Pilonidal “cyst”/sinus and infections A pilonidal sinus is a chronic infection in the buttocks cleft that drains. The hair follicles located in the cleft can become blocked, with formation of a small cavity that becomes infected and filled with hair. There can be one or more “pits” along the buttocks cleft that accumulate hair. The infection causes painful warm swelling just to the side of the cleft. Drainage of the infection can be done in the office, but definitive surgery to prevent the recurrent cycle of infection, pain and drainage is done in the operating room under general anesthesia.

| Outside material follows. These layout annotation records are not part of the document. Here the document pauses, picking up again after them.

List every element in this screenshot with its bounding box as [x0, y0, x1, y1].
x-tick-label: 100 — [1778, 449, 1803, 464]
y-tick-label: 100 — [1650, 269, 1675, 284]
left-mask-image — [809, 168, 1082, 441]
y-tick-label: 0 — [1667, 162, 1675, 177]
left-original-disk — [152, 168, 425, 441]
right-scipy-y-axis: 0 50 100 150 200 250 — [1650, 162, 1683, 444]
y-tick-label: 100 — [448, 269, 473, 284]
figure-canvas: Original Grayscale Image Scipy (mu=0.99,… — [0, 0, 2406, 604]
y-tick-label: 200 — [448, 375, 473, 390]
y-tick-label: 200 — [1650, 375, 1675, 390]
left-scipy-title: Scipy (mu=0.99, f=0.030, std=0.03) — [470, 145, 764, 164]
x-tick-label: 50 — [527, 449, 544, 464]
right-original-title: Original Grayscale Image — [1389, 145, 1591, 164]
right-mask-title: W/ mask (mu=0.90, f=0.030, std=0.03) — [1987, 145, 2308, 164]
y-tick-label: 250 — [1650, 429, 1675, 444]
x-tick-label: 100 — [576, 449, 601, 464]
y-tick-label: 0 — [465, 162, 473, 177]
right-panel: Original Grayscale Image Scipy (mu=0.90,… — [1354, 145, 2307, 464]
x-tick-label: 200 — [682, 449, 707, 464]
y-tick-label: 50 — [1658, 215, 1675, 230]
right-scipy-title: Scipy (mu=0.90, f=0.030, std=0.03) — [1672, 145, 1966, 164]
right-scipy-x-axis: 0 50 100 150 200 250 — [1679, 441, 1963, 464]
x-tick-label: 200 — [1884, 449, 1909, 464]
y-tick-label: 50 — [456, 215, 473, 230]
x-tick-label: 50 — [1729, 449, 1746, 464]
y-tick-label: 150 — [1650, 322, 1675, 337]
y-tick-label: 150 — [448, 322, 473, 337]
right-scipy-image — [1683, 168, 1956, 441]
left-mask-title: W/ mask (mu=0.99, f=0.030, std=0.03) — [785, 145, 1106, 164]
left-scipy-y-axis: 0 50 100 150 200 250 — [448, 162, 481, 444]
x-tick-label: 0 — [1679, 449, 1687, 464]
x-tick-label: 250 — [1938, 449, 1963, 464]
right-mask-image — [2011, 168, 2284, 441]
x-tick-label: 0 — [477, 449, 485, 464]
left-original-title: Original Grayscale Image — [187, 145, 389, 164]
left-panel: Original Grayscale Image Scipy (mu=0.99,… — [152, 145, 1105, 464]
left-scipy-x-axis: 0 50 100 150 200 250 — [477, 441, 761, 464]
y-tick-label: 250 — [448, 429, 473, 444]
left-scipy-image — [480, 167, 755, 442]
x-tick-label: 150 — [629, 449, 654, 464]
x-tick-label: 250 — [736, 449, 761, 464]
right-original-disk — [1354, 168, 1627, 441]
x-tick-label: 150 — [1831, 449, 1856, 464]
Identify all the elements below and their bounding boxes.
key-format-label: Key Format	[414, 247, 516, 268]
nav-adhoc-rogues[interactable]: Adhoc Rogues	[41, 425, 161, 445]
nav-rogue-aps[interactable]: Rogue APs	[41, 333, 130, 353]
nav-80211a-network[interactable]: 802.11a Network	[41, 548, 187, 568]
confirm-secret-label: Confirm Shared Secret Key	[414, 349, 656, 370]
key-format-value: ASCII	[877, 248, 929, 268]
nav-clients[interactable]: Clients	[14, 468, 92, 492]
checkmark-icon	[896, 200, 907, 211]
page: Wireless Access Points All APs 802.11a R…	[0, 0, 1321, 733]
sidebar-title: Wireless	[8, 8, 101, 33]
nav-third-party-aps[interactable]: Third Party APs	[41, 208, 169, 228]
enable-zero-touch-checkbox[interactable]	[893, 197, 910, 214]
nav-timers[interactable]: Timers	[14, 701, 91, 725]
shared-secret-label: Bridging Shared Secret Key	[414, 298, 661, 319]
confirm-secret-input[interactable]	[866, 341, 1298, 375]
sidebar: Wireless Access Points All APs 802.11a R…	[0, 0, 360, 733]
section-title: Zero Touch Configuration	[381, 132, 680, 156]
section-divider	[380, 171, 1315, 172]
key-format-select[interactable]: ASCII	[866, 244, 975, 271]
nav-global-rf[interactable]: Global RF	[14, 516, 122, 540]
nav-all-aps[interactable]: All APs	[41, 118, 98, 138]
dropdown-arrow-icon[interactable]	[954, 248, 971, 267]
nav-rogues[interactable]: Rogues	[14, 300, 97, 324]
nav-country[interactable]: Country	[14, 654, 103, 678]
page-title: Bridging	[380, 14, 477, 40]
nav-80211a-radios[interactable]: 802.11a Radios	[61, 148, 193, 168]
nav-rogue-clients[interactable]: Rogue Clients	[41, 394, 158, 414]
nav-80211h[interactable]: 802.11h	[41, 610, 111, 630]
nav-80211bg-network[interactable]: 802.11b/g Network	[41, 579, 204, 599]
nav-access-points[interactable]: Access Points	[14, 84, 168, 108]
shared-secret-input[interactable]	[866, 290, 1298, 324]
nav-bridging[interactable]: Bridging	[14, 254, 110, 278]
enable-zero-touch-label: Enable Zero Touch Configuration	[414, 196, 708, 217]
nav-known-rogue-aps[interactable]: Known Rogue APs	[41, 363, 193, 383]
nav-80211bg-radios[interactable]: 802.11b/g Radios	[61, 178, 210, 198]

Fecal incontinence The most common reason there is fecal incontinence is changes to the muscles and nerves of the anus related to prior anal surgery or childbirth. There can be incontinence to gas and liquid stool, which may be more of a leakage problem than true incontinence, and can respond to diet and other changes in bowel habits. In older people, rectal prolapse can be the underlying cause of incontinence (see below).
Rectal prolapse When the full thickness of the rectum protrudes from the anus, it is called rectal prolapse. It can be related to chronic constipation and the associated straining. There are a number of operative procedures to treat this, including a laparoscopic technique that is done under general anesthesia in the operating room.
Pruritis ani – itchy anal area Itching in the anal area can have many causes and during our visit, we try to sort through all the factors that can cause this. Often people try more and more interventions to treat the problem, and those can make things worse! Common problems include irritating foods in the diet, diarrhea, chronic moistness in the area, or the use of irritating solutions and excessive persistent washing with aggressive scratching/rubbing. This is typically solved during our office visit.
Anal Condylomata – anal warts A sexually-transmitted disease caused by the human papilloma virus (HPV), anal warts are contagious and irritating. They can be seen around the perineal area and anus. They can cause itching, bleeding and make the area difficult to clean. There are a number of medicines the surgeon can apply to the area to treat these in the office, though it is important to also treat sexual partners to avoid reinfection.
Tumors of the anus and rectum Fortunately, tumors in this area are not as common as the above mentioned condition, but many of the symptoms are similar. Signs of these are a steadily growing mass or ulcer, bleeding or change in bowel habits. Any concerning lesion in this area should be checked by a doctor. If you have been diagnosed with one of these type of tumors, our surgical oncology team have extensive, specialty experience in the treatment of these conditions.